Another independent opinion was sought from a third neurologist
who felt that a possibility of MS was there which may have been
triggered by interferon. In view of the divergent opinions a definite
diagnosis is yet to be established . a MRI of the Spine was done
on the 18th of October which was normal. Both VEP latencies were
increased , with early optic atrophy on fundus and normal NCV. A
repeat MRI of the Brain was done on 22nd October along with diffusion
tensor imaging. The T1,T2 and FLAIR images as per the radiologist
remain almost unchanged with no progression of the lesions but at
the same time no regression either. She has also been put on donezepil
for last 4 days. She was empirically given a 500 mg dose of methyl
prednisolone on 26th October but with no appreciable change noted,
but due to the controversial action of steroids and an uncertain
diagnosis it was not continued further It is almost 11 weeks since
the last injection on 18th august and she continues to have the
symptoms, recent memory dysfunction , continues to have an unsteady
gait and abnormal movements.
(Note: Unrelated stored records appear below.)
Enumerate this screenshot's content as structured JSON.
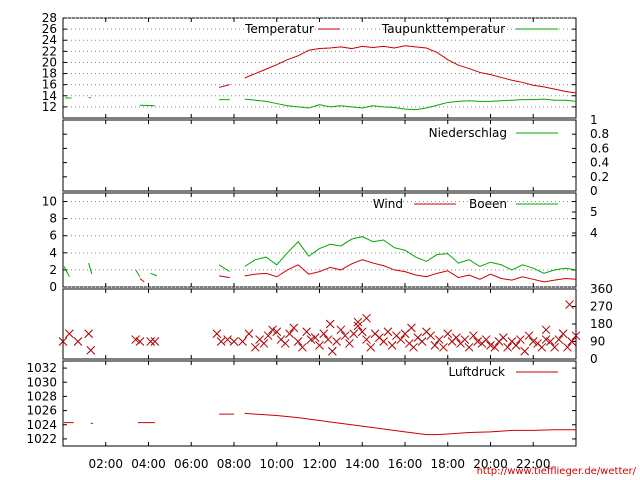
{
  "url_text": "http://www.tiefflieger.de/wetter/",
  "colors": {
    "primary": "#cc0000",
    "secondary": "#00aa00",
    "grid": "#888888"
  },
  "chart_data": [
    {
      "type": "line",
      "panel": "temperature",
      "ylim": [
        10,
        28
      ],
      "yticks": [
        "12",
        "14",
        "16",
        "18",
        "20",
        "22",
        "24",
        "26",
        "28"
      ],
      "grid": true,
      "legend_position": "top-right",
      "series": [
        {
          "name": "Temperatur",
          "color": "#cc0000",
          "x": [
            8.5,
            9,
            9.5,
            10,
            10.5,
            11,
            11.5,
            12,
            12.5,
            13,
            13.5,
            14,
            14.5,
            15,
            15.5,
            16,
            16.5,
            17,
            17.5,
            18,
            18.5,
            19,
            19.5,
            20,
            20.5,
            21,
            21.5,
            22,
            22.5,
            23,
            23.5,
            24
          ],
          "y": [
            17.2,
            18.0,
            18.8,
            19.6,
            20.5,
            21.2,
            22.2,
            22.5,
            22.6,
            22.8,
            22.5,
            22.9,
            22.7,
            22.9,
            22.6,
            23.0,
            22.8,
            22.6,
            21.8,
            20.5,
            19.5,
            18.9,
            18.2,
            17.8,
            17.3,
            16.8,
            16.4,
            15.9,
            15.6,
            15.2,
            14.8,
            14.5
          ]
        },
        {
          "name": "Taupunkttemperatur",
          "color": "#00aa00",
          "x": [
            8.5,
            9,
            9.5,
            10,
            10.5,
            11,
            11.5,
            12,
            12.5,
            13,
            13.5,
            14,
            14.5,
            15,
            15.5,
            16,
            16.5,
            17,
            17.5,
            18,
            18.5,
            19,
            19.5,
            20,
            20.5,
            21,
            21.5,
            22,
            22.5,
            23,
            23.5,
            24
          ],
          "y": [
            13.4,
            13.2,
            13.0,
            12.6,
            12.2,
            12.0,
            11.8,
            12.4,
            12.0,
            12.2,
            12.0,
            11.8,
            12.2,
            12.0,
            11.9,
            11.6,
            11.5,
            11.8,
            12.3,
            12.8,
            13.0,
            13.1,
            13.0,
            13.0,
            13.1,
            13.2,
            13.3,
            13.3,
            13.4,
            13.2,
            13.2,
            13.0
          ]
        }
      ],
      "fragments": [
        {
          "color": "#00aa00",
          "x": [
            0.1,
            0.4
          ],
          "y": [
            13.6,
            13.6
          ]
        },
        {
          "color": "#00aa00",
          "x": [
            1.2,
            1.3
          ],
          "y": [
            13.7,
            13.6
          ]
        },
        {
          "color": "#00aa00",
          "x": [
            3.6,
            4.3
          ],
          "y": [
            12.3,
            12.2
          ]
        },
        {
          "color": "#00aa00",
          "x": [
            7.3,
            7.8
          ],
          "y": [
            13.3,
            13.3
          ]
        },
        {
          "color": "#cc0000",
          "x": [
            7.3,
            7.8
          ],
          "y": [
            15.5,
            16.0
          ]
        }
      ]
    },
    {
      "type": "line",
      "panel": "precipitation",
      "ylim": [
        0,
        1
      ],
      "yticks": [
        "0",
        "0.2",
        "0.4",
        "0.6",
        "0.8",
        "1"
      ],
      "grid": false,
      "legend_position": "top-right",
      "series": [
        {
          "name": "Niederschlag",
          "color": "#00aa00",
          "x": [],
          "y": []
        }
      ]
    },
    {
      "type": "line",
      "panel": "wind",
      "ylim": [
        0,
        11
      ],
      "yticks": [
        "0",
        "2",
        "4",
        "6",
        "8",
        "10"
      ],
      "yticks_right": [
        "4",
        "5"
      ],
      "grid": true,
      "legend_position": "top-right",
      "series": [
        {
          "name": "Wind",
          "color": "#cc0000",
          "x": [
            8.5,
            9,
            9.5,
            10,
            10.5,
            11,
            11.5,
            12,
            12.5,
            13,
            13.5,
            14,
            14.5,
            15,
            15.5,
            16,
            16.5,
            17,
            17.5,
            18,
            18.5,
            19,
            19.5,
            20,
            20.5,
            21,
            21.5,
            22,
            22.5,
            23,
            23.5,
            24
          ],
          "y": [
            1.3,
            1.5,
            1.6,
            1.2,
            2.0,
            2.6,
            1.5,
            1.8,
            2.3,
            2.0,
            2.7,
            3.2,
            2.8,
            2.5,
            2.0,
            1.8,
            1.4,
            1.2,
            1.6,
            1.9,
            1.1,
            1.4,
            0.9,
            1.5,
            1.0,
            0.8,
            1.2,
            0.9,
            0.6,
            0.8,
            1.0,
            0.9
          ]
        },
        {
          "name": "Boeen",
          "color": "#00aa00",
          "x": [
            8.5,
            9,
            9.5,
            10,
            10.5,
            11,
            11.5,
            12,
            12.5,
            13,
            13.5,
            14,
            14.5,
            15,
            15.5,
            16,
            16.5,
            17,
            17.5,
            18,
            18.5,
            19,
            19.5,
            20,
            20.5,
            21,
            21.5,
            22,
            22.5,
            23,
            23.5,
            24
          ],
          "y": [
            2.4,
            3.2,
            3.5,
            2.6,
            4.0,
            5.3,
            3.6,
            4.5,
            5.0,
            4.8,
            5.6,
            5.9,
            5.3,
            5.5,
            4.6,
            4.3,
            3.5,
            3.0,
            3.8,
            3.9,
            2.8,
            3.2,
            2.4,
            2.9,
            2.6,
            2.0,
            2.6,
            2.2,
            1.6,
            2.0,
            2.2,
            2.0
          ]
        }
      ],
      "fragments": [
        {
          "color": "#00aa00",
          "x": [
            0.05,
            0.3
          ],
          "y": [
            2.4,
            1.2
          ]
        },
        {
          "color": "#00aa00",
          "x": [
            1.2,
            1.35
          ],
          "y": [
            2.8,
            1.5
          ]
        },
        {
          "color": "#00aa00",
          "x": [
            3.4,
            3.6
          ],
          "y": [
            2.0,
            1.2
          ]
        },
        {
          "color": "#cc0000",
          "x": [
            3.6,
            3.8
          ],
          "y": [
            1.0,
            0.6
          ]
        },
        {
          "color": "#00aa00",
          "x": [
            4.1,
            4.4
          ],
          "y": [
            1.6,
            1.3
          ]
        },
        {
          "color": "#00aa00",
          "x": [
            7.3,
            7.8
          ],
          "y": [
            2.6,
            1.8
          ]
        },
        {
          "color": "#cc0000",
          "x": [
            7.3,
            7.8
          ],
          "y": [
            1.3,
            1.1
          ]
        }
      ]
    },
    {
      "type": "scatter",
      "panel": "wind_direction",
      "ylim": [
        0,
        360
      ],
      "yticks_right": [
        "0",
        "90",
        "180",
        "270",
        "360"
      ],
      "grid": false,
      "series": [
        {
          "name": "",
          "color": "#aa0000",
          "x": [
            0.0,
            0.3,
            0.7,
            1.2,
            1.3,
            3.4,
            3.6,
            4.1,
            4.3,
            7.2,
            7.4,
            7.7,
            8.0,
            8.4,
            8.7,
            9.0,
            9.2,
            9.4,
            9.6,
            9.8,
            10.0,
            10.2,
            10.4,
            10.6,
            10.8,
            11.0,
            11.2,
            11.4,
            11.6,
            11.8,
            12.0,
            12.2,
            12.4,
            12.6,
            12.8,
            13.0,
            13.2,
            13.4,
            13.6,
            13.8,
            14.0,
            14.2,
            14.4,
            14.6,
            14.8,
            15.0,
            15.2,
            15.4,
            15.6,
            15.8,
            16.0,
            16.2,
            16.4,
            16.6,
            16.8,
            17.0,
            17.2,
            17.4,
            17.6,
            17.8,
            18.0,
            18.2,
            18.4,
            18.6,
            18.8,
            19.0,
            19.2,
            19.4,
            19.6,
            19.8,
            20.0,
            20.2,
            20.4,
            20.6,
            20.8,
            21.0,
            21.2,
            21.4,
            21.6,
            21.8,
            22.0,
            22.2,
            22.4,
            22.6,
            22.8,
            23.0,
            23.2,
            23.4,
            23.6,
            23.8,
            24.0,
            14.2,
            13.8,
            12.5,
            16.3,
            22.6,
            23.7
          ],
          "y": [
            90,
            130,
            90,
            130,
            45,
            100,
            90,
            90,
            90,
            130,
            90,
            100,
            90,
            90,
            130,
            60,
            100,
            80,
            120,
            150,
            140,
            100,
            80,
            130,
            160,
            90,
            60,
            140,
            100,
            110,
            70,
            130,
            100,
            40,
            90,
            150,
            120,
            80,
            130,
            170,
            140,
            100,
            60,
            130,
            110,
            90,
            140,
            70,
            120,
            100,
            130,
            80,
            60,
            110,
            90,
            140,
            120,
            70,
            100,
            60,
            130,
            90,
            110,
            80,
            100,
            60,
            120,
            90,
            80,
            100,
            70,
            60,
            90,
            110,
            60,
            90,
            70,
            100,
            40,
            120,
            90,
            80,
            60,
            100,
            90,
            60,
            100,
            130,
            60,
            90,
            120,
            210,
            190,
            180,
            160,
            150,
            280
          ]
        }
      ]
    },
    {
      "type": "line",
      "panel": "pressure",
      "ylim": [
        1021,
        1033
      ],
      "yticks": [
        "1022",
        "1024",
        "1026",
        "1028",
        "1030",
        "1032"
      ],
      "xticks": [
        "02:00",
        "04:00",
        "06:00",
        "08:00",
        "10:00",
        "12:00",
        "14:00",
        "16:00",
        "18:00",
        "20:00",
        "22:00"
      ],
      "xlim": [
        0,
        24
      ],
      "grid": false,
      "legend_position": "top-right",
      "series": [
        {
          "name": "Luftdruck",
          "color": "#cc0000",
          "x": [
            8.5,
            9,
            10,
            11,
            12,
            13,
            14,
            15,
            16,
            16.5,
            17,
            17.5,
            18,
            19,
            20,
            21,
            22,
            23,
            24
          ],
          "y": [
            1025.6,
            1025.5,
            1025.3,
            1025.0,
            1024.6,
            1024.2,
            1023.8,
            1023.4,
            1023.0,
            1022.8,
            1022.6,
            1022.6,
            1022.7,
            1022.9,
            1023.0,
            1023.2,
            1023.2,
            1023.3,
            1023.3
          ]
        }
      ],
      "fragments": [
        {
          "color": "#cc0000",
          "x": [
            0.05,
            0.5
          ],
          "y": [
            1024.3,
            1024.3
          ]
        },
        {
          "color": "#cc0000",
          "x": [
            1.3,
            1.4
          ],
          "y": [
            1024.2,
            1024.2
          ]
        },
        {
          "color": "#cc0000",
          "x": [
            3.5,
            4.3
          ],
          "y": [
            1024.3,
            1024.3
          ]
        },
        {
          "color": "#cc0000",
          "x": [
            7.3,
            8.0
          ],
          "y": [
            1025.5,
            1025.5
          ]
        }
      ]
    }
  ]
}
She also gets some mood swings occasionally
for a few minutes. And recently some urinary hesitance for last
1 week.
The diagnosis still remain unsettled and therefore a specific treatment
cannot be started . what can be done for her now ??? can you suggest
some additional medication to get her back neurologically
eagerly awaiting a response
thanks
Hi:
I have a interferon message board at www.LloydWright.org
What you are describing happens all the time. People call here everyday
describing everything you wrote and more.
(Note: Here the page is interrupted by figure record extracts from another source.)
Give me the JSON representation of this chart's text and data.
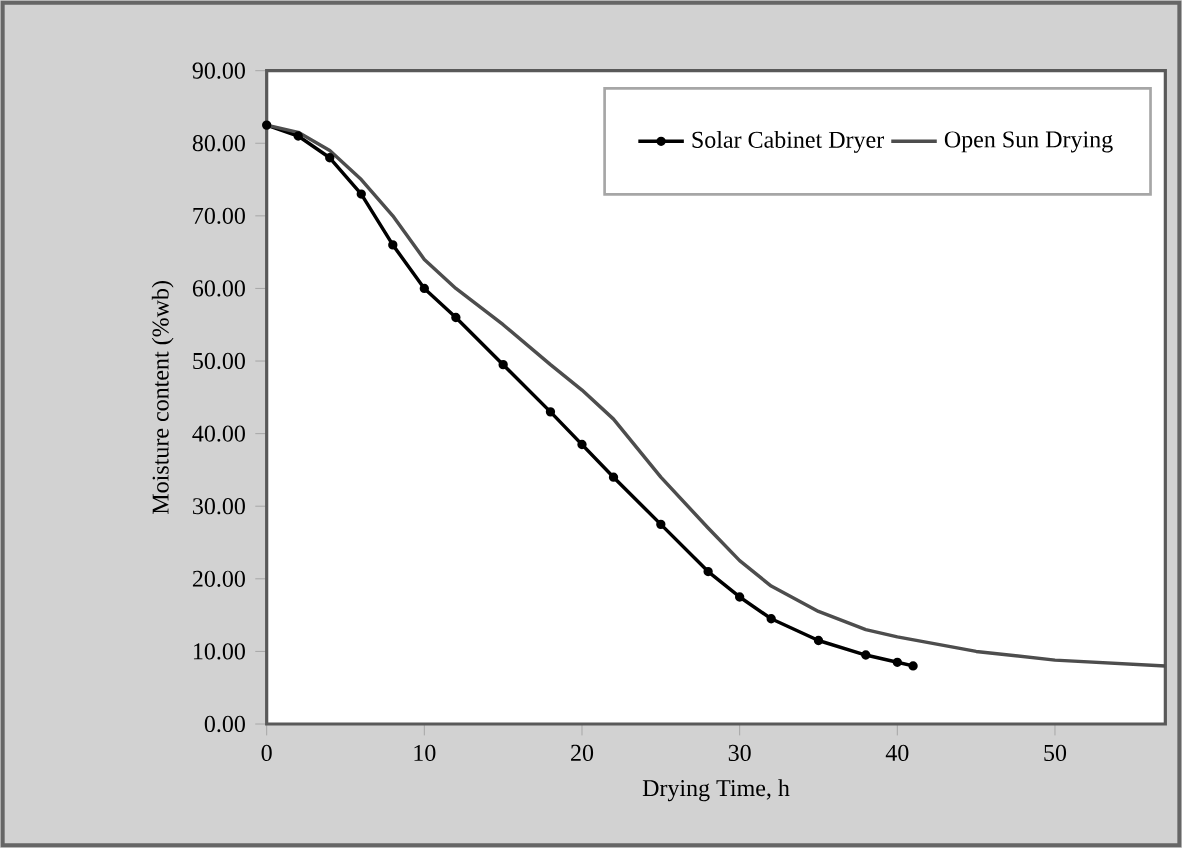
{
  "chart_data": {
    "type": "line",
    "xlabel": "Drying Time,  h",
    "ylabel": "Moisture content  (%wb)",
    "xlim": [
      0,
      57
    ],
    "xticks": [
      0,
      10,
      20,
      30,
      40,
      50
    ],
    "ylim": [
      0,
      90
    ],
    "yticks": [
      {
        "value": 0,
        "label": "0.00"
      },
      {
        "value": 10,
        "label": "10.00"
      },
      {
        "value": 20,
        "label": "20.00"
      },
      {
        "value": 30,
        "label": "30.00"
      },
      {
        "value": 40,
        "label": "40.00"
      },
      {
        "value": 50,
        "label": "50.00"
      },
      {
        "value": 60,
        "label": "60.00"
      },
      {
        "value": 70,
        "label": "70.00"
      },
      {
        "value": 80,
        "label": "80.00"
      },
      {
        "value": 90,
        "label": "90.00"
      }
    ],
    "grid": false,
    "legend": "top right",
    "line_style": "solid",
    "series": [
      {
        "name": "Solar Cabinet Dryer",
        "color": "#000000",
        "marker": "circle",
        "x": [
          0,
          2,
          4,
          6,
          8,
          10,
          12,
          15,
          18,
          20,
          22,
          25,
          28,
          30,
          32,
          35,
          38,
          40,
          41
        ],
        "values": [
          82.5,
          81,
          78,
          73,
          66,
          60,
          56,
          49.5,
          43,
          38.5,
          34,
          27.5,
          21,
          17.5,
          14.5,
          11.5,
          9.5,
          8.5,
          8
        ]
      },
      {
        "name": "Open Sun Drying",
        "color": "#4d4d4d",
        "marker": "none",
        "x": [
          0,
          2,
          4,
          6,
          8,
          10,
          12,
          15,
          18,
          20,
          22,
          25,
          28,
          30,
          32,
          35,
          38,
          40,
          45,
          50,
          57
        ],
        "values": [
          82.5,
          81.5,
          79,
          75,
          70,
          64,
          60,
          55,
          49.5,
          46,
          42,
          34,
          27,
          22.5,
          19,
          15.5,
          13,
          12,
          10,
          8.8,
          8
        ]
      }
    ]
  }
}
Interferon does this to more people than the companies or the FDA
wants you to know. Interferon is neither safe nor effective. It
is only approved for use because the CBER
considers that there is no alternative.
Many people die from interferon use. Many of the murder-suicides
you hear about on the radio and TV are committed by people on interferon.
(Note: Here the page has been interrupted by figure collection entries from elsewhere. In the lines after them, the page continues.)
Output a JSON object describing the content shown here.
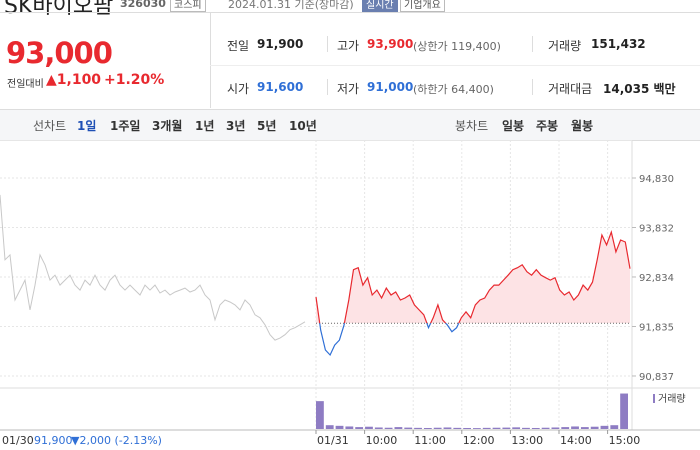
{
  "header": {
    "name": "SK바이오팜",
    "code": "326030",
    "market": "코스피",
    "date": "2024.01.31 기준(장마감)",
    "realtime": "실시간",
    "company": "기업개요"
  },
  "price": {
    "current": "93,000",
    "change_label": "전일대비",
    "change": "▲1,100",
    "rate": "+1.20%"
  },
  "stats": {
    "rows": [
      [
        {
          "label": "전일",
          "value": "91,900"
        },
        {
          "label": "고가",
          "value": "93,900",
          "note": "(상한가 119,400)"
        },
        {
          "label": "거래량",
          "value": "151,432"
        }
      ],
      [
        {
          "label": "시가",
          "value": "91,600"
        },
        {
          "label": "저가",
          "value": "91,000",
          "note": "(하한가 64,400)"
        },
        {
          "label": "거래대금",
          "value": "14,035 백만"
        }
      ]
    ]
  },
  "tabs": {
    "line_label": "선차트",
    "line_periods": [
      "1일",
      "1주일",
      "3개월",
      "1년",
      "3년",
      "5년",
      "10년"
    ],
    "candle_label": "봉차트",
    "candle_periods": [
      "일봉",
      "주봉",
      "월봉"
    ]
  },
  "chart_data": {
    "type": "line",
    "ylim": [
      90655,
      95395
    ],
    "yticks": [
      {
        "value": 94830,
        "label": "94,830"
      },
      {
        "value": 93832,
        "label": "93,832"
      },
      {
        "value": 92834,
        "label": "92,834"
      },
      {
        "value": 91835,
        "label": "91,835"
      },
      {
        "value": 90837,
        "label": "90,837"
      }
    ],
    "grid": true,
    "reference_line": 91900,
    "xticks": [
      "01/31",
      "10:00",
      "11:00",
      "12:00",
      "13:00",
      "14:00",
      "15:00"
    ],
    "previous_day": {
      "date": "01/30",
      "close": "91,900",
      "change": "▼2,000 (-2.13%)",
      "color": "#c8c8c8",
      "values": [
        94490,
        93180,
        93280,
        92370,
        92570,
        92770,
        92170,
        92670,
        93280,
        93080,
        92770,
        92870,
        92670,
        92770,
        92870,
        92670,
        92570,
        92770,
        92670,
        92870,
        92670,
        92570,
        92770,
        92870,
        92670,
        92570,
        92670,
        92570,
        92470,
        92670,
        92570,
        92670,
        92510,
        92570,
        92470,
        92530,
        92570,
        92610,
        92530,
        92570,
        92670,
        92470,
        92370,
        91970,
        92270,
        92370,
        92330,
        92270,
        92170,
        92370,
        92270,
        92070,
        92010,
        91870,
        91670,
        91560,
        91600,
        91670,
        91770,
        91810,
        91870,
        91930
      ]
    },
    "today": {
      "up_color": "#e8292f",
      "down_color": "#2f6fd6",
      "fill": "#fde3e5",
      "values": [
        92430,
        91760,
        91360,
        91260,
        91460,
        91560,
        91870,
        92370,
        92980,
        93020,
        92670,
        92820,
        92470,
        92570,
        92410,
        92610,
        92470,
        92530,
        92370,
        92410,
        92470,
        92270,
        92170,
        92070,
        91810,
        92010,
        92270,
        91970,
        91870,
        91730,
        91810,
        92010,
        92130,
        92010,
        92270,
        92370,
        92410,
        92570,
        92670,
        92670,
        92770,
        92870,
        92980,
        93020,
        93080,
        92940,
        92870,
        92980,
        92870,
        92820,
        92770,
        92820,
        92570,
        92470,
        92530,
        92370,
        92470,
        92670,
        92570,
        92730,
        93180,
        93680,
        93480,
        93740,
        93340,
        93580,
        93540,
        93000
      ]
    },
    "volume": {
      "name": "거래량",
      "color": "#8e7cc3",
      "ylim": [
        0,
        30000
      ],
      "values": [
        22000,
        3000,
        2500,
        2000,
        1500,
        1800,
        1200,
        1000,
        1500,
        1100,
        900,
        800,
        1000,
        1200,
        900,
        800,
        700,
        900,
        1000,
        1100,
        1300,
        900,
        800,
        1000,
        1200,
        1500,
        2000,
        1500,
        1800,
        2500,
        3000,
        28000
      ]
    }
  }
}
I have permanently damage from this drug which I used 10 years
ago. What I see over time is that most people with these
symptoms will have some diminishment over a few months and that
is it.
Most people do not completely recover as these problems are usually
from brain damage in the brain stem, neuro transmitters.
I can suggest some items to try:
NADH 2.5 mg to start, one
in the morning.
A good diet can help
Milk thistle 400 mg 3 x day
Lipoic acid 300 mg 3 x day
Selenium 400 mcg per day
Dandelion root tea, 1 quart
per day
Milk thistle seed tea, several
cups a day.
If you can have do more:
Natcell thymus 1 vial every
other day
Properly prepared aloe, 4
oz 3 x day
Vitamin C to tolerance
You could try Natcell CNS, I do not know if it will help but it
may. CNS is Central Nervous System and Brain You could also try
Natcell Mesenchyme as this
item can repair damaged cells.
I have not had much success with repairing serious damage from
time released interferon. Most people are lead to believe that their
problem is from the virus and they just go into disability. Few
do much about it.
There is a class
action law suit posted on my message board if you are interested.
I am on a Crusade to stop people from using interferon! I
preach "Just Say NO to Interferon"! On every radio show
I do, everywhere I speak, all over my website. I am the one who
sees thousands of people who have been permanently damaged by this
drug and I see and hear the doctors claim that it is HCV to avoid
a malpractice case.
Interferon is the treatment that is worse than the disease.